Je me suis occupé de plusieurs humains, des petits, des grands, des gros, des maigres, des riches, des pauvres. Je
leur ai fait gagner des tournois de tennis et je les ai obligés à se tenir respectueux envers la dimension
supérieure - nous -, dont ils subodorent l'existence. J'ai poussé des grands-mères dans les orties, des
tyrans dans les oubliettes, et des dévots vers leur mauvais penchants. Quand on est tout pour quelqu'un, autant
s'amuser. Mais un humain seul, c'est un peu primaire comme besogne. Pas de quoi faire fonctionner nos divines cervelles.

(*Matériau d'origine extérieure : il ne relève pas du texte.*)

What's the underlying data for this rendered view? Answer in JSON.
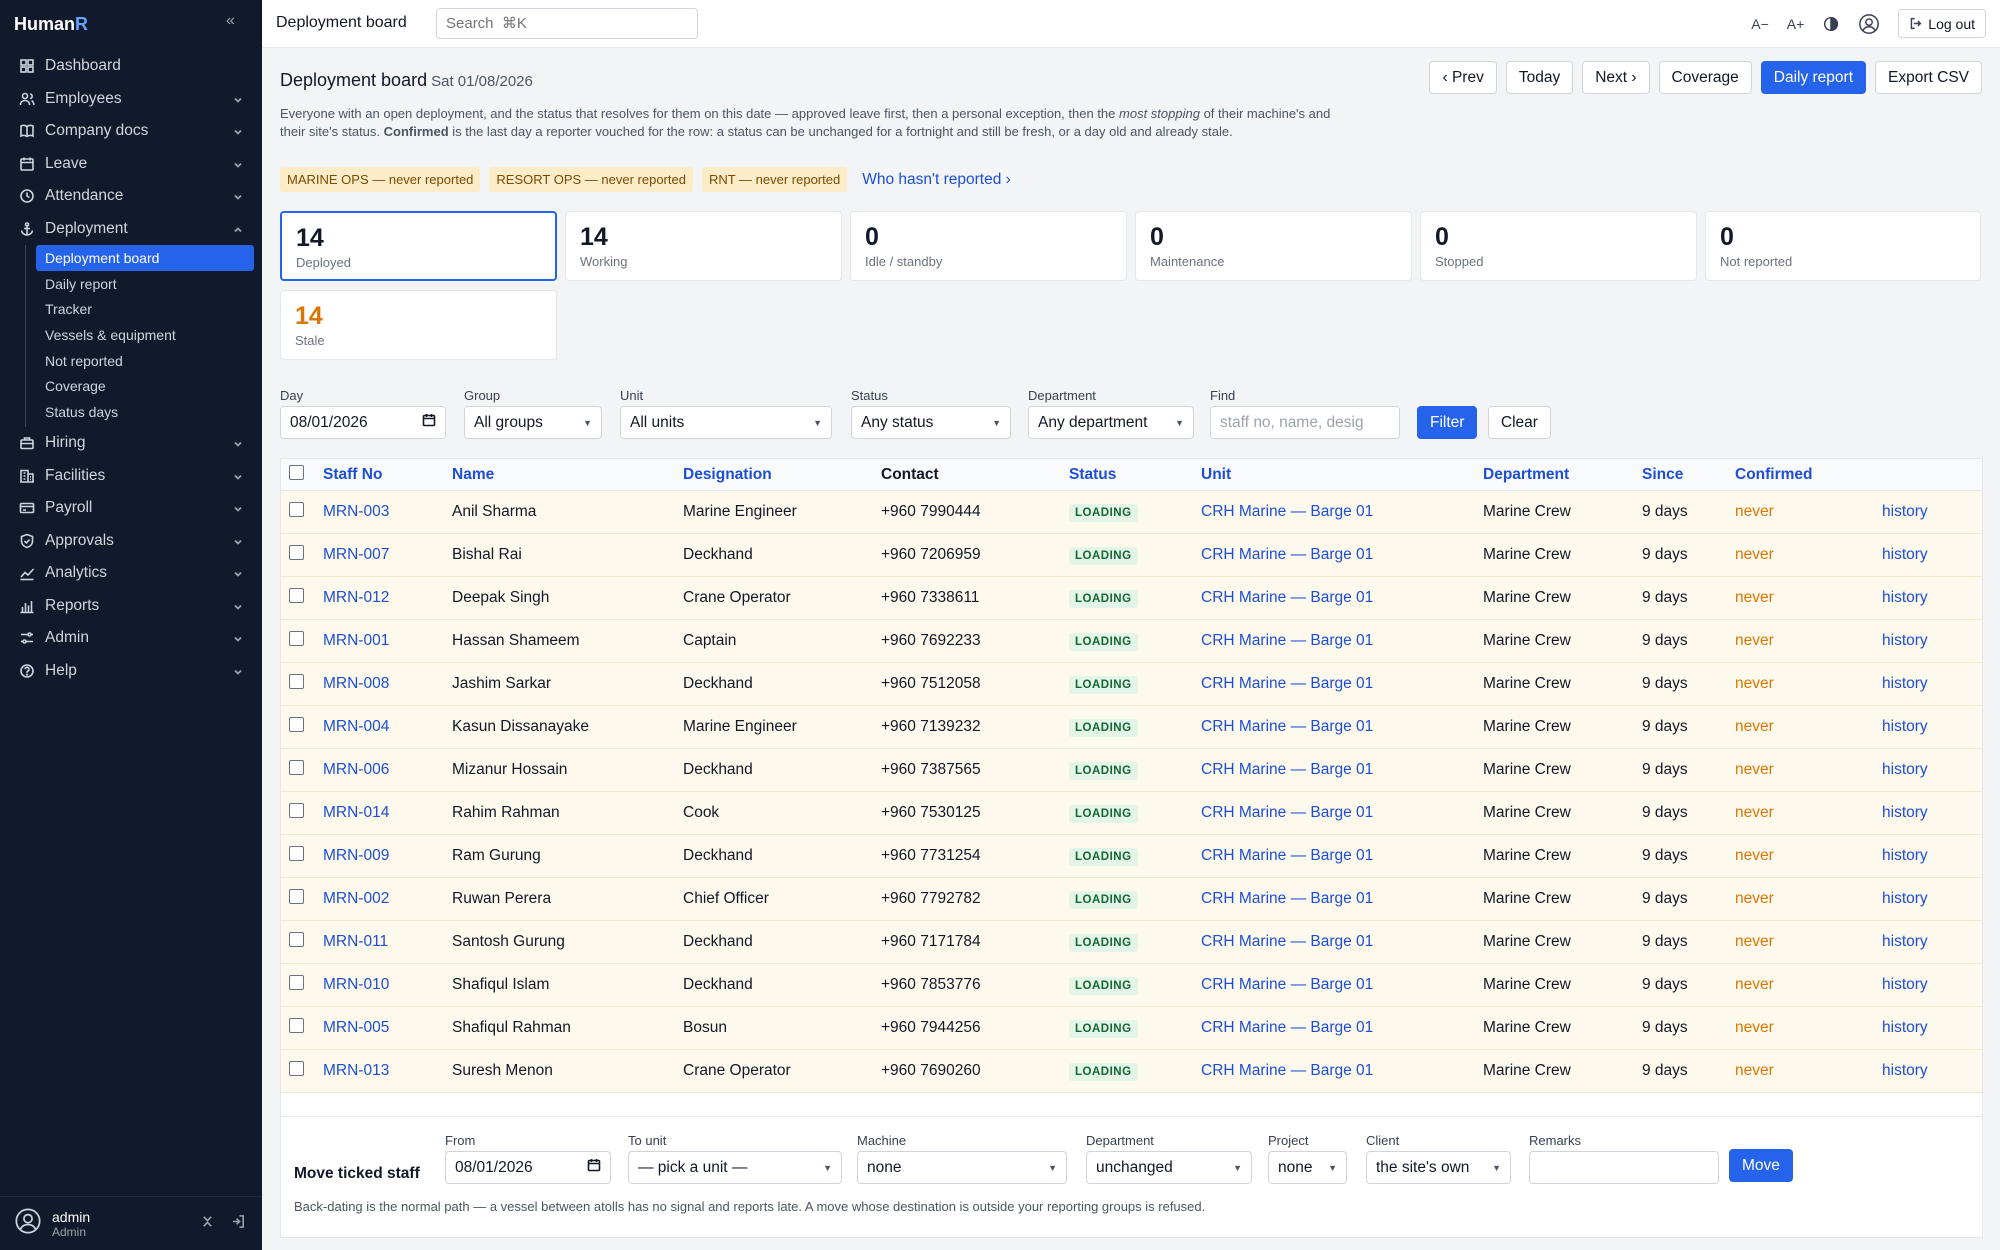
{
  "app": {
    "brand_main": "Human",
    "brand_accent": "R"
  },
  "sidebar": {
    "items": [
      {
        "label": "Dashboard",
        "icon": "grid-icon",
        "chev": false
      },
      {
        "label": "Employees",
        "icon": "users-icon",
        "chev": "down"
      },
      {
        "label": "Company docs",
        "icon": "book-icon",
        "chev": "down"
      },
      {
        "label": "Leave",
        "icon": "calendar-icon",
        "chev": "down"
      },
      {
        "label": "Attendance",
        "icon": "clock-icon",
        "chev": "down"
      },
      {
        "label": "Deployment",
        "icon": "anchor-icon",
        "chev": "up"
      }
    ],
    "deployment_sub": [
      "Deployment board",
      "Daily report",
      "Tracker",
      "Vessels & equipment",
      "Not reported",
      "Coverage",
      "Status days"
    ],
    "items_after": [
      {
        "label": "Hiring",
        "icon": "briefcase-icon"
      },
      {
        "label": "Facilities",
        "icon": "building-icon"
      },
      {
        "label": "Payroll",
        "icon": "wallet-icon"
      },
      {
        "label": "Approvals",
        "icon": "shield-icon"
      },
      {
        "label": "Analytics",
        "icon": "chart-icon"
      },
      {
        "label": "Reports",
        "icon": "bar-chart-icon"
      },
      {
        "label": "Admin",
        "icon": "sliders-icon"
      },
      {
        "label": "Help",
        "icon": "help-icon"
      }
    ],
    "user": {
      "name": "admin",
      "role": "Admin"
    }
  },
  "topbar": {
    "title": "Deployment board",
    "search_placeholder": "Search  ⌘K",
    "font_smaller": "A−",
    "font_larger": "A+",
    "logout": "Log out"
  },
  "page": {
    "title": "Deployment board",
    "date": "Sat 01/08/2026",
    "actions": {
      "prev": "‹ Prev",
      "today": "Today",
      "next": "Next ›",
      "coverage": "Coverage",
      "daily_report": "Daily report",
      "export": "Export CSV"
    },
    "intro_1": "Everyone with an open deployment, and the status that resolves for them on this date — approved leave first, then a personal exception, then the ",
    "intro_em": "most stopping",
    "intro_2": " of their machine's and their site's status. ",
    "intro_strong": "Confirmed",
    "intro_3": " is the last day a reporter vouched for the row: a status can be unchanged for a fortnight and still be fresh, or a day old and already stale.",
    "chips": [
      "MARINE OPS — never reported",
      "RESORT OPS — never reported",
      "RNT — never reported"
    ],
    "chips_link": "Who hasn't reported ›"
  },
  "cards": [
    {
      "num": "14",
      "label": "Deployed"
    },
    {
      "num": "14",
      "label": "Working"
    },
    {
      "num": "0",
      "label": "Idle / standby"
    },
    {
      "num": "0",
      "label": "Maintenance"
    },
    {
      "num": "0",
      "label": "Stopped"
    },
    {
      "num": "0",
      "label": "Not reported"
    },
    {
      "num": "14",
      "label": "Stale"
    }
  ],
  "filters": {
    "day_label": "Day",
    "day_value": "08/01/2026",
    "group_label": "Group",
    "group_value": "All groups",
    "unit_label": "Unit",
    "unit_value": "All units",
    "status_label": "Status",
    "status_value": "Any status",
    "department_label": "Department",
    "department_value": "Any department",
    "find_label": "Find",
    "find_placeholder": "staff no, name, desig",
    "filter_btn": "Filter",
    "clear_btn": "Clear"
  },
  "table": {
    "headers": [
      "Staff No",
      "Name",
      "Designation",
      "Contact",
      "Status",
      "Unit",
      "Department",
      "Since",
      "Confirmed"
    ],
    "rows": [
      [
        "MRN-003",
        "Anil Sharma",
        "Marine Engineer",
        "+960 7990444"
      ],
      [
        "MRN-007",
        "Bishal Rai",
        "Deckhand",
        "+960 7206959"
      ],
      [
        "MRN-012",
        "Deepak Singh",
        "Crane Operator",
        "+960 7338611"
      ],
      [
        "MRN-001",
        "Hassan Shameem",
        "Captain",
        "+960 7692233"
      ],
      [
        "MRN-008",
        "Jashim Sarkar",
        "Deckhand",
        "+960 7512058"
      ],
      [
        "MRN-004",
        "Kasun Dissanayake",
        "Marine Engineer",
        "+960 7139232"
      ],
      [
        "MRN-006",
        "Mizanur Hossain",
        "Deckhand",
        "+960 7387565"
      ],
      [
        "MRN-014",
        "Rahim Rahman",
        "Cook",
        "+960 7530125"
      ],
      [
        "MRN-009",
        "Ram Gurung",
        "Deckhand",
        "+960 7731254"
      ],
      [
        "MRN-002",
        "Ruwan Perera",
        "Chief Officer",
        "+960 7792782"
      ],
      [
        "MRN-011",
        "Santosh Gurung",
        "Deckhand",
        "+960 7171784"
      ],
      [
        "MRN-010",
        "Shafiqul Islam",
        "Deckhand",
        "+960 7853776"
      ],
      [
        "MRN-005",
        "Shafiqul Rahman",
        "Bosun",
        "+960 7944256"
      ],
      [
        "MRN-013",
        "Suresh Menon",
        "Crane Operator",
        "+960 7690260"
      ]
    ],
    "common": {
      "status": "LOADING",
      "unit": "CRH Marine — Barge 01",
      "department": "Marine Crew",
      "since": "9 days",
      "confirmed": "never",
      "history": "history"
    }
  },
  "move": {
    "title": "Move ticked staff",
    "from_label": "From",
    "from_value": "08/01/2026",
    "to_label": "To unit",
    "to_value": "— pick a unit —",
    "machine_label": "Machine",
    "machine_value": "none",
    "department_label": "Department",
    "department_value": "unchanged",
    "project_label": "Project",
    "project_value": "none",
    "client_label": "Client",
    "client_value": "the site's own",
    "remarks_label": "Remarks",
    "move_btn": "Move",
    "note": "Back-dating is the normal path — a vessel between atolls has no signal and reports late. A move whose destination is outside your reporting groups is refused."
  }
}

Même en les rendant complètement serviles, superstitieux et inquiets du moindre de nos desiderata, on n'a
aucune véritable satisfaction de pouvoir. Les humains sont nos esclaves, ils ne peuvent que nous satisfaire ou nous
décevoir. Et quand ils nous déçoivent, nous avons le plaisir de les châtier. C'est si facile. Trop
facile.
En troupeaux, par contre, ils commencent à s'avérer plus passionnants. C'est bien connu, les peuples, c'est
plus puissant et, en même temps, plus délicat à gérer que les simples individualités. Rien
de plus farouche qu'un peuple. Un peuple, ça a des réactions inattendues, ça vous fomente une
révolution, ou ça vote à gauche avant que vous n'ayez eu le temps de vous y préparer.
Après, vous devez tout le temps le tenir à la bride. Un peuple, c'est comme un cheval fougueux, ça
peut vous entraîner dans le fossé ou dans des endroits sublimes.
Dans les classes de niveau 4 où je me trouvais cette année-là, on me confia en exercice un petit peuple
de quelques centaines de têtes à diriger. J'inventoriais ma masse soumise : quelques vieillards, des malades, mais
suffisamment de jeunes pour construire des maisons de branchettes et constituer des milices armées. Comme le climat
était chaud et humide et que je leur avais appris à manger des piments, j'espérais des reproductions en
grande quantité et, telle Pérette et le pot au lait de la fable de la Fontaine, je dois avouer que je
voyais déjà ma bande de gueux se répandre pour dominer le monde. Mais je n'étais pas seul.
Tous les autres jeunes dieux en apprentissage recevaient de même leur peuple à mener. Mes camarades de cours
étaient aussi mes concurrents.
Nous étions surveillés et notés par les dieux supérieurs qui avaient déjà roulé
leur bosse dans de multiples univers. C'étaient de vieilles barbiches qui vous faisaient toujours la morale. Et patati et
patata. Et quand on est dieu il faut faire ci et pas faire ça. On se tient droit, on ne blasphème pas, on ne se met
pas les doigts dans le nez, on nettoie ses outils de travail, on recharge tous les matins ses rayons de foudre, on ne fait pas de
taches en mangeant les offrandes... Le bagne quoi. Ca sert à quoi d'être vénéré par son
peuple si c'est pour être brimé par de vieux grigous moralistes!
Bon n'épiloguons pas. Nous les respections cependant. Certains étaient de vrais artistes qui avaient su faire de
leurs peuples des civilisations solides et inventives.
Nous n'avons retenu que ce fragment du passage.